Well, I talked to Danny again & he reassured me that the harness was the same & that I shoudn't have to reverse clk & dir on them as I suggested. In fact, he said if I had to, then they must have gotten a bad batch of harnesses. Maybe so, but from the tests I ran & Elio's input, as well as, input from Scott C. King, I've come to the conclusion that in changing over to SOIC chip & reversing the friction locks on the headers...a very good idea...causes some changes in wiring to be necessary.
 

 
 
I'll start off with the modifications that we made in the field back in the 1980s to preface this a bit. The OEM installation of the trackball units put the horizontal optical coupling pcb at the very back with the control panel open, and very hard to get at for service... nearly impossible on the Centipede...no room for big hands back there at all. Well, the mod that I used came from an idea that one of my ops gave me. I'd rotate them 90º & swap the plugs on the 2 coupler pcbs, essentially swapping the chores of the 2 boards.

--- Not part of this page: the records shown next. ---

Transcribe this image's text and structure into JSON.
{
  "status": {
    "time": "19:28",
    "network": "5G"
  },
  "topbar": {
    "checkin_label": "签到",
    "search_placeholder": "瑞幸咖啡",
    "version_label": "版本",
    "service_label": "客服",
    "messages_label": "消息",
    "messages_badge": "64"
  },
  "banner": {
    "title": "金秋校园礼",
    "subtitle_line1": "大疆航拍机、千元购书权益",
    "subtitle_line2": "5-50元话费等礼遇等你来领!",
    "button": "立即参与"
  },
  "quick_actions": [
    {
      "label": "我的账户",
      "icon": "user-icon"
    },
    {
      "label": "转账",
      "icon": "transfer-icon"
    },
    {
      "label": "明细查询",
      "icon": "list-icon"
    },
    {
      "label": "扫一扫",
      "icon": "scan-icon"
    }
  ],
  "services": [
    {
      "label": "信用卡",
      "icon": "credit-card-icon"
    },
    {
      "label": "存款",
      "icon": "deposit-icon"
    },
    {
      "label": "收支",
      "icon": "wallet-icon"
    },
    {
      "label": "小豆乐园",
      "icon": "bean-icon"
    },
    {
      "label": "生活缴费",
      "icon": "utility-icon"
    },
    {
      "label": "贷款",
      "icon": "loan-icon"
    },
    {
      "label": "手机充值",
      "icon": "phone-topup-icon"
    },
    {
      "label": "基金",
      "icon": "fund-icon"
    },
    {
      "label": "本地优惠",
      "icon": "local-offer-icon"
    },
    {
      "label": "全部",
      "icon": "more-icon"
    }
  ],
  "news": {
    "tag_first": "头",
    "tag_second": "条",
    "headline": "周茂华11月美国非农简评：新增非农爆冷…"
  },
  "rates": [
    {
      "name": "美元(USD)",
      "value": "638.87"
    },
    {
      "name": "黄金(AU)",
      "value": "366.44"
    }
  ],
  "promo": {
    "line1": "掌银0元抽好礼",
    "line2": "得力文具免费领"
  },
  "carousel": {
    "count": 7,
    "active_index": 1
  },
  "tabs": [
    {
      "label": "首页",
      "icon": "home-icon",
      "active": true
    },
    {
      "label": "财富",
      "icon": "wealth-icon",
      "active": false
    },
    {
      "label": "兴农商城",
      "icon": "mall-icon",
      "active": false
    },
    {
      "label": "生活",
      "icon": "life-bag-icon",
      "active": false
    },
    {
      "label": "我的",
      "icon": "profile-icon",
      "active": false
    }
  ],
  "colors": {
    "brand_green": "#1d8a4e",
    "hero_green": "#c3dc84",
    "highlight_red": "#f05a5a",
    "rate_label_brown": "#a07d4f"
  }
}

The horizontal now became the vertical & vice versa. This exposed both couplers to the open area of the control panel. One more thing was needed, however. The vertical still operated correctly, but the horizontal tracked in the opposite direction of ball roll.....kind of fun to try to remember to roll the opposite way from what you wanted while playing the games, but.....it needed to be fixed & the fix is to simply swap the blue wire in the header plug with the violet wire to change direction of roll to match the ball travel. Easily accomplished since MTAs were used. All you needed to do was pull the wire out & move it to the other end & push it back in with a jeweler's screwdriver, while off the header, of course.

Moving up to 1999, I find that the new trackball units are being shipped out with the same type modified orientation, even with arrows on them to show direction of mount, however, they did not reverse the blue & violet wires in the harness, so it plugs up from the box with the horizontal tracking in the reverse direction. This is using the assembly with harness straight from the box & mounting as directed. I'd say the best course of action would be to swap the 2 wires, so that the optic encoder pcbs are out in the open area now.....a much better place for them as far as I'm concerned.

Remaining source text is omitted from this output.